Ryan stood up and rolled his shoulders. His bones let out a sharp crack.
He pushed the door open and followed at an unhurried pace.
The fog in the forest cut visibility to almost nothing, but for Ryan, with his X-ray vision, none of it mattered. He could make out Mia's silhouette clearly from several hundred meters back.
Like a patient old hunter, he kept an absolutely safe distance, and the dead branches and leaves beneath his feet didn't make the slightest sound.
Mia moved fast through the darkness, and her route was strange, deliberately skirting every ordinary mountain path.
After about an hour, they passed through a stand of trees hung with bizarre totems of dried grass and animal bones. The terrain ahead dropped away sharply, and the view opened up.

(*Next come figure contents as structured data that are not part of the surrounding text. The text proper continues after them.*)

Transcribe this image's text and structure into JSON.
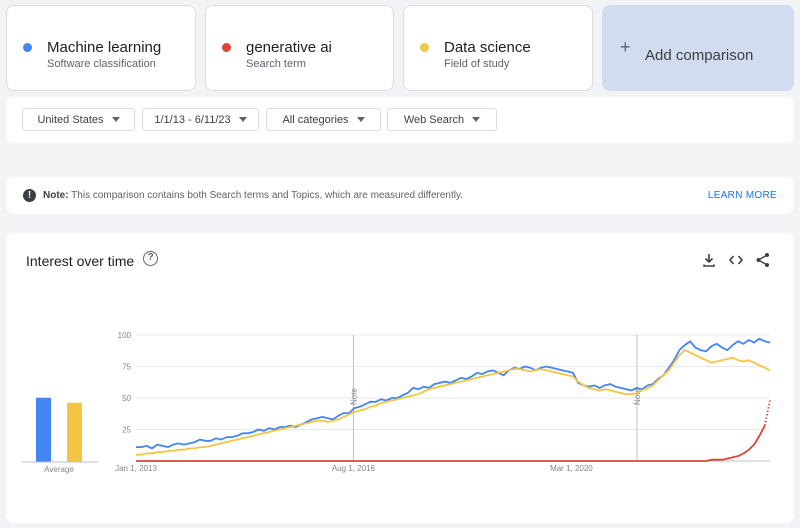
{
  "terms": [
    {
      "name": "Machine learning",
      "type": "Software classification",
      "color": "#4285f4"
    },
    {
      "name": "generative ai",
      "type": "Search term",
      "color": "#db4437"
    },
    {
      "name": "Data science",
      "type": "Field of study",
      "color": "#f4c542"
    }
  ],
  "add_comparison": {
    "icon": "plus-icon",
    "label": "Add comparison"
  },
  "filters": {
    "region": "United States",
    "date_range": "1/1/13 - 6/11/23",
    "category": "All categories",
    "search_type": "Web Search"
  },
  "note": {
    "label": "Note:",
    "text": "This comparison contains both Search terms and Topics, which are measured differently.",
    "link": "LEARN MORE"
  },
  "chart_panel": {
    "title": "Interest over time",
    "icons": [
      "help-icon",
      "download-icon",
      "embed-icon",
      "share-icon"
    ]
  },
  "chart_data": {
    "type": "line",
    "x_ticks": [
      "Jan 1, 2013",
      "Aug 1, 2016",
      "Mar 1, 2020"
    ],
    "y_ticks": [
      25,
      50,
      75,
      100
    ],
    "ylim": [
      0,
      100
    ],
    "note_markers": [
      "Aug 1, 2016",
      "Apr 1, 2021"
    ],
    "note_label": "Note",
    "series": [
      {
        "name": "Machine learning",
        "color": "#4285f4",
        "values": [
          11,
          11,
          12,
          10,
          13,
          12,
          11,
          13,
          14,
          13,
          14,
          15,
          17,
          16,
          16,
          18,
          17,
          19,
          19,
          20,
          22,
          22,
          23,
          25,
          24,
          26,
          25,
          27,
          27,
          28,
          27,
          29,
          31,
          33,
          34,
          35,
          34,
          33,
          36,
          38,
          38,
          42,
          43,
          45,
          47,
          47,
          49,
          48,
          50,
          50,
          52,
          54,
          58,
          57,
          59,
          58,
          61,
          62,
          63,
          62,
          64,
          66,
          65,
          67,
          70,
          69,
          71,
          72,
          70,
          68,
          72,
          74,
          73,
          75,
          74,
          72,
          74,
          75,
          74,
          73,
          72,
          71,
          70,
          62,
          60,
          59,
          60,
          58,
          60,
          61,
          59,
          58,
          57,
          56,
          58,
          57,
          60,
          61,
          65,
          68,
          74,
          80,
          88,
          92,
          95,
          90,
          88,
          87,
          91,
          93,
          90,
          88,
          92,
          95,
          93,
          96,
          94,
          97,
          95,
          94
        ]
      },
      {
        "name": "Data science",
        "color": "#f4c542",
        "values": [
          5,
          5,
          6,
          6,
          7,
          7,
          8,
          8,
          9,
          9,
          10,
          10,
          11,
          11,
          12,
          13,
          14,
          15,
          16,
          17,
          18,
          19,
          20,
          21,
          22,
          23,
          24,
          25,
          26,
          27,
          28,
          29,
          30,
          31,
          32,
          32,
          31,
          32,
          33,
          35,
          37,
          39,
          40,
          41,
          43,
          44,
          46,
          47,
          48,
          49,
          50,
          51,
          52,
          53,
          55,
          57,
          58,
          59,
          60,
          61,
          62,
          63,
          64,
          65,
          66,
          67,
          68,
          69,
          70,
          71,
          72,
          73,
          73,
          72,
          71,
          72,
          73,
          72,
          71,
          70,
          69,
          68,
          67,
          63,
          60,
          58,
          57,
          56,
          57,
          56,
          55,
          54,
          53,
          53,
          54,
          56,
          58,
          60,
          64,
          68,
          72,
          78,
          84,
          88,
          86,
          84,
          82,
          80,
          78,
          79,
          80,
          81,
          82,
          80,
          79,
          80,
          78,
          76,
          74,
          72
        ]
      },
      {
        "name": "generative ai",
        "color": "#db4437",
        "values": [
          0,
          0,
          0,
          0,
          0,
          0,
          0,
          0,
          0,
          0,
          0,
          0,
          0,
          0,
          0,
          0,
          0,
          0,
          0,
          0,
          0,
          0,
          0,
          0,
          0,
          0,
          0,
          0,
          0,
          0,
          0,
          0,
          0,
          0,
          0,
          0,
          0,
          0,
          0,
          0,
          0,
          0,
          0,
          0,
          0,
          0,
          0,
          0,
          0,
          0,
          0,
          0,
          0,
          0,
          0,
          0,
          0,
          0,
          0,
          0,
          0,
          0,
          0,
          0,
          0,
          0,
          0,
          0,
          0,
          0,
          0,
          0,
          0,
          0,
          0,
          0,
          0,
          0,
          0,
          0,
          0,
          0,
          0,
          0,
          0,
          0,
          0,
          0,
          0,
          0,
          0,
          0,
          0,
          0,
          0,
          0,
          0,
          0,
          0,
          0,
          0,
          0,
          0,
          0,
          0,
          0,
          0,
          0,
          0,
          1,
          1,
          1,
          2,
          3,
          4,
          6,
          9,
          13,
          20,
          28,
          36
        ]
      }
    ],
    "averages": {
      "label": "Average",
      "values": [
        {
          "name": "Machine learning",
          "value": 51
        },
        {
          "name": "Data science",
          "value": 47
        }
      ]
    }
  }
}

Ryan stopped at the edge of a cliff and looked down.
In the huge basin below, an ancient, decaying village reeking of death lay quietly under the bleached moonlight.
The buildings belonged to centuries past, and on the mountain rising behind the village, a massive Gothic vampire castle thrust up from the rock, as if looking down on everything.
Ryan watched Mia stow the device, take a deep breath, and follow a hidden path down into the village the locals called forbidden.
"Found it."
Hands in the pockets of his windbreaker, Ryan stood looking down at the village blanketed by the Megamycete, the corner of his mouth slowly curving into an interested smile.